In his remarks accompanying the conditional veto, the Governor states that he believes that “now is the time for our State to move forward…by becoming one of the first States to permit Internet gaming.” The Governor emphasized the need for a “narrowly tailored approach to Internet gaming” that both preserves Atlantic City as a destination yet embraces tools that can reverse the trend of contraction in the gaming industry. Thus, the Governor recommends that the bill be amended to grant the Division of Gaming Enforcement wide latitude to regulate internet gaming; recommends extending the prohibition on casino-related employment for state employees and legislators to internet gaming licensees and enhance funding for compulsive gambling treatment. The Governor also recommended that the legislation sunset after ten years, unless renewed, in order to allow time to study and revisit the concept.
Looking at the specific language recommended by the Governor, he proposes:
- Granting broad authority to the Division of Gaming Enforcement, by amending section 70 of the Casino Control Act, to allow the Division to define and limit the rules of internet gaming;
- Including within the definition of “authorized game” in the Casino Control Act any game that the Division of Gaming Enforcement may determine by regulation to be suitable for use through the internet;
- Increasing the tax rate on internet gaming revenues from 10% to 15%;
- Increasing the fee for issuance of an internet gaming permit from $200,000 to $400,000, the fee for renewal from $150,000 to $250,000, and the annual payment by a licensee to compulsive gambling programs from $150,000 to $250,000;
- Providing that the legislation sunsets after 10 years;
- Requiring the Division to prepare an annual report on the impact of internet gaming on problem gamblers and gambling addiction;
- Enhancing the language that states that internet gaming does not occur unless the wager is accepted by a casino within the territorial limits of Atlantic City;
- Removing the exclusion granted to internet promotional gaming credits when calculating internet gross gaming revenue for tax purposes;
- Removing a change to the definition of “restricted casino area” that would include areas where internet gaming is conducted within the definition of a “restricted casino area;”

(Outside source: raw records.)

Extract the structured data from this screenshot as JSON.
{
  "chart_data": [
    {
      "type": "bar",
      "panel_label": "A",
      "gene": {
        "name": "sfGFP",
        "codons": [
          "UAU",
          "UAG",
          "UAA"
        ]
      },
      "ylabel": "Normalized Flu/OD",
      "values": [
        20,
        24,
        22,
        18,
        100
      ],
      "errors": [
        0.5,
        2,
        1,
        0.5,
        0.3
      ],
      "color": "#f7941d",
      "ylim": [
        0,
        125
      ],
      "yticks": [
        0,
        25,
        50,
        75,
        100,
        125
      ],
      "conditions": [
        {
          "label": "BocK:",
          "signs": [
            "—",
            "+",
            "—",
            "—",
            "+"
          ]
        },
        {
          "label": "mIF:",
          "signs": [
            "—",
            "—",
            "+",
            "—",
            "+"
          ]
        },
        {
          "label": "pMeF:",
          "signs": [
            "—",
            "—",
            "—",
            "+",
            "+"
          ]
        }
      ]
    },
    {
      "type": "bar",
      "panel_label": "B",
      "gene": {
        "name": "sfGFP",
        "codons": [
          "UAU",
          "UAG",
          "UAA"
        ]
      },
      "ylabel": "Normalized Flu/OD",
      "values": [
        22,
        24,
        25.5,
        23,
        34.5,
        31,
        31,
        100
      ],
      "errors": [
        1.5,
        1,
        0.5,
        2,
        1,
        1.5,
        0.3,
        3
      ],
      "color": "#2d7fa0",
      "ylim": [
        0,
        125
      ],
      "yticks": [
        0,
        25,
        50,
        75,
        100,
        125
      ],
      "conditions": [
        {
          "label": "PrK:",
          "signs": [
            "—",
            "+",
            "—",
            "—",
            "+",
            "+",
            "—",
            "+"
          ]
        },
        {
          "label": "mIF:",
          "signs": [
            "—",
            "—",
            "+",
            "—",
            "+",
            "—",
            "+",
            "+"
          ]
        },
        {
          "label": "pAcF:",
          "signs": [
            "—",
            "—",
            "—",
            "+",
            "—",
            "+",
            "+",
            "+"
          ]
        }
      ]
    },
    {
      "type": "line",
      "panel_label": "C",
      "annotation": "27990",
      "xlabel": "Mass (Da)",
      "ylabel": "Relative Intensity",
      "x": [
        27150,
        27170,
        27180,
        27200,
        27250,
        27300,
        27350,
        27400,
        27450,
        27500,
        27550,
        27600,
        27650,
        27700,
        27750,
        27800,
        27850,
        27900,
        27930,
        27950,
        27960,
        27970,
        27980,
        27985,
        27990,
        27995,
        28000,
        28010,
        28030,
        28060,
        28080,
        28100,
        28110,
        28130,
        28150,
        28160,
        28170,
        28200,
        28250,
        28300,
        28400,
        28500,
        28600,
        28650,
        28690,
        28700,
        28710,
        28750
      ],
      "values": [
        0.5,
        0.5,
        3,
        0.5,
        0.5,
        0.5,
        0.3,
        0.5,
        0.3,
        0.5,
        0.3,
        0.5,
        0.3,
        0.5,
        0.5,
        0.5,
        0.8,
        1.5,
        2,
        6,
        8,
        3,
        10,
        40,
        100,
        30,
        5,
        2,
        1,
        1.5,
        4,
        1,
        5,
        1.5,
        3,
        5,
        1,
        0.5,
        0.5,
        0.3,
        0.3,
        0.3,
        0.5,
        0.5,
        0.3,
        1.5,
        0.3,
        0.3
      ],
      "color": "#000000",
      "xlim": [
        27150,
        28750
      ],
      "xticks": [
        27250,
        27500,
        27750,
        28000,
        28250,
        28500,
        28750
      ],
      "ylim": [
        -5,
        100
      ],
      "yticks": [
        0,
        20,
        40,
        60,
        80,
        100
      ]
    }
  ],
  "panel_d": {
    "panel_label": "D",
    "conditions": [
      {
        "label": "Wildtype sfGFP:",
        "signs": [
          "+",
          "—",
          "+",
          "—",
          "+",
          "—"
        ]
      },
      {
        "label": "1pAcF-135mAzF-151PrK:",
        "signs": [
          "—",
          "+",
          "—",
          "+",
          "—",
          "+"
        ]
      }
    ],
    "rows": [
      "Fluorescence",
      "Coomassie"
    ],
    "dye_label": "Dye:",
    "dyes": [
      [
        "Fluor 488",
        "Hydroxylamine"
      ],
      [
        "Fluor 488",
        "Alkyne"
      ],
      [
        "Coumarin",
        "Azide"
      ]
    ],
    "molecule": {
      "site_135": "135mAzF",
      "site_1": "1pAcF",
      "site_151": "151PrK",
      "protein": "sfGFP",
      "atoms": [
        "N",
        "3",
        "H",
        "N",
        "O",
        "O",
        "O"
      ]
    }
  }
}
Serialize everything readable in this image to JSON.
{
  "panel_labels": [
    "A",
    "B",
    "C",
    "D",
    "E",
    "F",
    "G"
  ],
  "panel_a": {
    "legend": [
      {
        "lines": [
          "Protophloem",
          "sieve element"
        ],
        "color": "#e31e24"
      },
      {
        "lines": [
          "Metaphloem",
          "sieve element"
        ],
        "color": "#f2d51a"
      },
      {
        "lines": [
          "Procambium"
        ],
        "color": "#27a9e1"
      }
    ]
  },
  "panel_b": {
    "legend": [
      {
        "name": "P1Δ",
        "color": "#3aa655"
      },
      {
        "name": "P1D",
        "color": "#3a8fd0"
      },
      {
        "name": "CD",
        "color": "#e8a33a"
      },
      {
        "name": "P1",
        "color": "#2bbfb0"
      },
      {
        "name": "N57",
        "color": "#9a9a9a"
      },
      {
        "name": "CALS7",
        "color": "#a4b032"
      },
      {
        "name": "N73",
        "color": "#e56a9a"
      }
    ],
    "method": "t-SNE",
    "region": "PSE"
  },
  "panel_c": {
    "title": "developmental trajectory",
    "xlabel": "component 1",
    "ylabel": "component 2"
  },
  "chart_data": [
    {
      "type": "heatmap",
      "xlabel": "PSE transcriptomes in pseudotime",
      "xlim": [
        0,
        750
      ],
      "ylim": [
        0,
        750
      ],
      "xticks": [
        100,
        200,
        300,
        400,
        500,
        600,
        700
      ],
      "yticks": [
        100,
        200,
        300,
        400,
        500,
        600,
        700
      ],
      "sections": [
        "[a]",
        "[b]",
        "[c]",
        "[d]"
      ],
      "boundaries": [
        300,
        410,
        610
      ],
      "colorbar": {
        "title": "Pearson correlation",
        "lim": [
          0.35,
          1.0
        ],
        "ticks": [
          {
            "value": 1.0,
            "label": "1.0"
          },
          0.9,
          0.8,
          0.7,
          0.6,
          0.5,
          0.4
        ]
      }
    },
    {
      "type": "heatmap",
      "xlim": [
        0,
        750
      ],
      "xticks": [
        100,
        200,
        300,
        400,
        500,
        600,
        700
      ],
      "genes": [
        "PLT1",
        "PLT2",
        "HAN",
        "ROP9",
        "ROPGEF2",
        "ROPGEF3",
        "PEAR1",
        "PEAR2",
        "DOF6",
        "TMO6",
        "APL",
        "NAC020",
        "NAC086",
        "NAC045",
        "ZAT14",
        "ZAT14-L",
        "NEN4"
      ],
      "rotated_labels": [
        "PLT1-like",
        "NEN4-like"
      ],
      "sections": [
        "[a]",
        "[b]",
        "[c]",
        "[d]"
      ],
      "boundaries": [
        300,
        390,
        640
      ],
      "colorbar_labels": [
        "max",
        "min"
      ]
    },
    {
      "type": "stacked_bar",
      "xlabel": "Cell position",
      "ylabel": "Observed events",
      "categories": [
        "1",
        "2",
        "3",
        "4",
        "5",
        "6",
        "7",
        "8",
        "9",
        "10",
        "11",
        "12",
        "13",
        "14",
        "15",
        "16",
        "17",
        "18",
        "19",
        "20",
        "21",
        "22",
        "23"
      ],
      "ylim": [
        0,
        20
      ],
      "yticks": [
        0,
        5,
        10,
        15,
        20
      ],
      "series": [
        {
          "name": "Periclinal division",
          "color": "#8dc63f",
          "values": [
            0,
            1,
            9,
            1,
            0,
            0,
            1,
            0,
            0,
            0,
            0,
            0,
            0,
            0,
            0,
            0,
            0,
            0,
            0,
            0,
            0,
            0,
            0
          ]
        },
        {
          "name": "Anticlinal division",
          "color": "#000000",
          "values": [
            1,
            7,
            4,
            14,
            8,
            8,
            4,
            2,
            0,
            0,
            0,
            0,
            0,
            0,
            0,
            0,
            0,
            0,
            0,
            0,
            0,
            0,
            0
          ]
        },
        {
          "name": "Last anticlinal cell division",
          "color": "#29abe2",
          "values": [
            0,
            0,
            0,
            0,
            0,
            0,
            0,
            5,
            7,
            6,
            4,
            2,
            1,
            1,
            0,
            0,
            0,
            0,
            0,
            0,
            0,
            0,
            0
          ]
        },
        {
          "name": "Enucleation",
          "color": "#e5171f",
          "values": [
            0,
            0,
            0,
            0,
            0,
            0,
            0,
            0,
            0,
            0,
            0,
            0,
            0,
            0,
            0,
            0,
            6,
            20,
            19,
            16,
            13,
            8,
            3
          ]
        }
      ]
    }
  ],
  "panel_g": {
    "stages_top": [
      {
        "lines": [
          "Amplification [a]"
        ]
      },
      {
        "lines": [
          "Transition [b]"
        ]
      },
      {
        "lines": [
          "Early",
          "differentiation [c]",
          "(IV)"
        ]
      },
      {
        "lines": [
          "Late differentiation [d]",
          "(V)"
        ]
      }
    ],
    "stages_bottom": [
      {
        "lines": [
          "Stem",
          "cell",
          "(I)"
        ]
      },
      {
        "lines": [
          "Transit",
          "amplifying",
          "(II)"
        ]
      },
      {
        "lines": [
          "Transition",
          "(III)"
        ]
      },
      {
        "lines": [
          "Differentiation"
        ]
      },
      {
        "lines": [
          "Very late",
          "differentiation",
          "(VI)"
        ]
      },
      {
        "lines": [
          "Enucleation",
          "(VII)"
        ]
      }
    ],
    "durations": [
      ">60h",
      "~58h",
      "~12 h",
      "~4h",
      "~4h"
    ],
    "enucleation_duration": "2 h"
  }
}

- Opening to public inspection the identity and nature of services provided by any person or firm providing professional services in connection with the authorization or conduct of internet gaming, and requiring that this information be reported to the Division quarterly, including services by lawyers, consultants, or lobbyists;
- Eliminating an exemption from casino service enterprise licensing for payment processors, customer identity services, telecommunications and other service providers;
- Eliminating the requirement that “all equipment” used to conduct internet gaming by a casino be on the premises of a licensed casino, instead requiring that a casino’s “primary” equipment be located within the casino facility;
- Prohibiting any state officer or employee from holding an interest in or negotiating for any company involved with internet gaming; and
- Removing the requirement that the Division consult with the Department of Justice regarding certain internet gaming operators.
The next step will be for the Legislature, if it chooses, to consider the Governor’s changes. Overall, however, these changes provide a good illustration of what internet gaming could look like in New Jersey – and soon.